Because tonight, you are tired-with-a-capital-T, and you’re looking around and everything is pink, heart-shaped, and wrapped in cellophane. Because duh, it’s the pre V-Day candy aisle, where Target keeps exactly nothing that you need but it’s where you happen to be standing when you realize that you’ve been parenting for almost ten whole years and-—
And ten years sounds like forever, a lifetime, when you became a mom at 18. But it also means nothing because you came to motherhood alone and unprepared. Somehow I still did it. I kissed the foreheads, changed the diapers, watched each of the Pixar movies at least a hundred times, and against-all-odds survived. Every. Single. Sleepless. Night.

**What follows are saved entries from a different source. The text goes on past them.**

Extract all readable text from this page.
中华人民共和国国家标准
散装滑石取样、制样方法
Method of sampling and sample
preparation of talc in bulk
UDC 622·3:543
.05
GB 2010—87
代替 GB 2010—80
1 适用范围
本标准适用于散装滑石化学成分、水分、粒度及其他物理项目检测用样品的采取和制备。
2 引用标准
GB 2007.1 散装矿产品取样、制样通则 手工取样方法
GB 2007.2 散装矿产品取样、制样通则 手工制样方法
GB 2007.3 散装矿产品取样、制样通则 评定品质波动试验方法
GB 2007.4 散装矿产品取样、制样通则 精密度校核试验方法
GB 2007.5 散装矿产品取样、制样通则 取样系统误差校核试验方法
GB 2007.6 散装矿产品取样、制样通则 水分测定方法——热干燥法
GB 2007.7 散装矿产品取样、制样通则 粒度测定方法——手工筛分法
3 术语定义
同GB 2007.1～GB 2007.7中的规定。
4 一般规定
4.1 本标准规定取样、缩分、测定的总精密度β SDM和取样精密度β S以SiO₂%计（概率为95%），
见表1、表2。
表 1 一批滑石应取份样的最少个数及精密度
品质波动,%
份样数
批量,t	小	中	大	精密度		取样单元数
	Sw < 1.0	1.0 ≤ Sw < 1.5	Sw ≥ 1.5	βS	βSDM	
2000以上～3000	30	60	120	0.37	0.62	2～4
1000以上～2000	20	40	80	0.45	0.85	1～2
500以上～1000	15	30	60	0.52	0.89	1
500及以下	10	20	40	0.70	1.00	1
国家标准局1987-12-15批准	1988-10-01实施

Ten years done and ten more to go–all I have to do is grab the paper towels, granola bars, and then it’s just the simple matter of keeping them alive. And happy. And whole. And capable and kind and, and now my heart is pounding in my ears and my palms are sweaty as my grip on the shopping cart tightens.

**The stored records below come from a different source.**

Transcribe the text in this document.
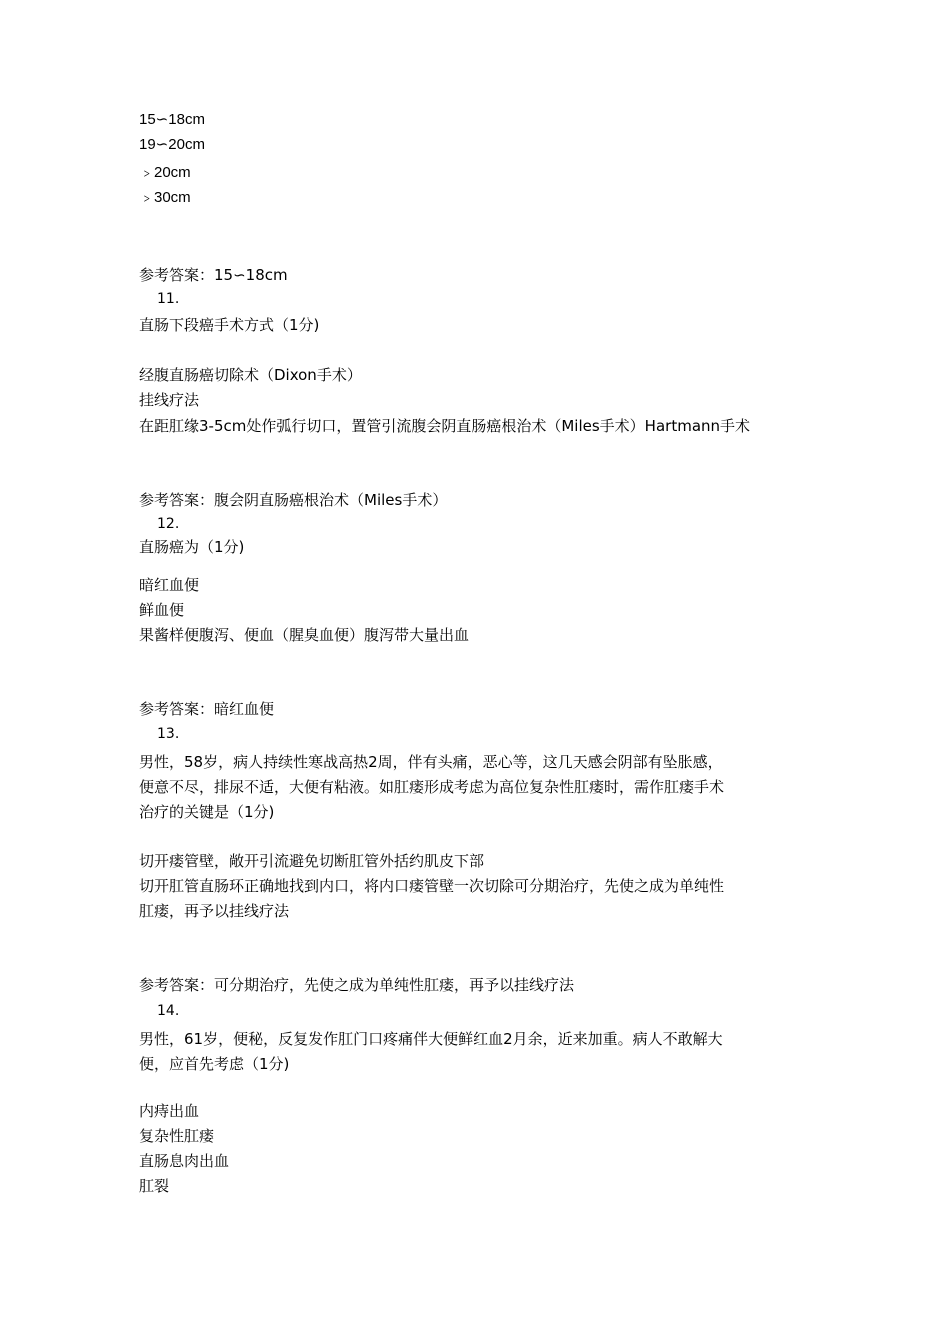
15∽18cm
19∽20cm
﹥20cm
﹥30cm
参考答案：15∽18cm
11.
直肠下段癌手术方式（1分)
经腹直肠癌切除术（Dixon手术）
挂线疗法
在距肛缘3-5cm处作弧行切口，置管引流腹会阴直肠癌根治术（Miles手术）Hartmann手术
参考答案：腹会阴直肠癌根治术（Miles手术）
12.
直肠癌为（1分)
暗红血便
鲜血便
果酱样便腹泻、便血（腥臭血便）腹泻带大量出血
参考答案：暗红血便
13.
男性，58岁，病人持续性寒战高热2周，伴有头痛，恶心等，这几天感会阴部有坠胀感，
便意不尽，排尿不适，大便有粘液。如肛瘘形成考虑为高位复杂性肛瘘时，需作肛瘘手术
治疗的关键是（1分)
切开瘘管壁，敞开引流避免切断肛管外括约肌皮下部
切开肛管直肠环正确地找到内口，将内口瘘管壁一次切除可分期治疗，先使之成为单纯性
肛瘘，再予以挂线疗法
参考答案：可分期治疗，先使之成为单纯性肛瘘，再予以挂线疗法
14.
男性，61岁，便秘，反复发作肛门口疼痛伴大便鲜红血2月余，近来加重。病人不敢解大
便，应首先考虑（1分)
内痔出血
复杂性肛瘘
直肠息肉出血
肛裂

My mouth goes dry and all of a sudden I need to confess: “Last night I accidentally ate all that was left of the chocolate orange you saved from Christmas and now it’s all gone and I’m sorry. I’m really, really sorry but it also tasted so good.”

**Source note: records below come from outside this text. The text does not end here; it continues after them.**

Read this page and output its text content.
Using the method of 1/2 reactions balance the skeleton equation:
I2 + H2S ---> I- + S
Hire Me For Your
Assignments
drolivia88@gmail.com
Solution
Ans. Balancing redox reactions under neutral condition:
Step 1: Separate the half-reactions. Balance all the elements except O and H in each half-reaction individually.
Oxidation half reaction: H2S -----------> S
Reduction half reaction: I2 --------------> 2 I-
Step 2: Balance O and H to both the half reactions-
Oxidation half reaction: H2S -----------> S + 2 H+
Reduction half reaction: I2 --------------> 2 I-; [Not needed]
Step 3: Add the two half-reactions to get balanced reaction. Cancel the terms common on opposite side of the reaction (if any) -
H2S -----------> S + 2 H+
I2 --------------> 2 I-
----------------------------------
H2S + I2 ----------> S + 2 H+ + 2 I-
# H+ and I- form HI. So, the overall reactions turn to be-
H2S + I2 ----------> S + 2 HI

Squinting, through blinked back tears, I think I see it. There, in between the conversation hearts and pink M&Ms is the guilt and the shame I’ve been feeling over the mother I want to be and the one I actually am: divorced and in debt, late on rent, living on food stamps, a Sportsball Mom wannabe whose sideline vocabulary consists of three words only and two of those words mean the exact same thing.
I breathe. Nathan stares blankly. He’s 8 years old with sandy blonde hair and a cherub face. “It’s okay,” he tells me before he pats my cheek in a way that is sweet and also kind of condescending. “You must have needed that chocolate.”
Oh, my heart! I’m 28, exhausted and imperfect, but I know what love is and I found it in the Valentine’s candy aisle at the North Saint Paul Target. He’s smart, he’s kind, and, best of all, he’s mine. That’s when I realize–the kids are okay. I’m doing okay, and we are going to be okay.
Only he isn’t done. “Mom, they’re what? Three bucks? I’m good if you just give me the money.”
Big Brother Jason takes the cue and exhales loudly, just in case he’s been forgotten. “Sorry, but I get annoyed when I’m hungry. And I’m hungry.”
Of course he is. Because it’s half past dinnertime and we’re still at Target.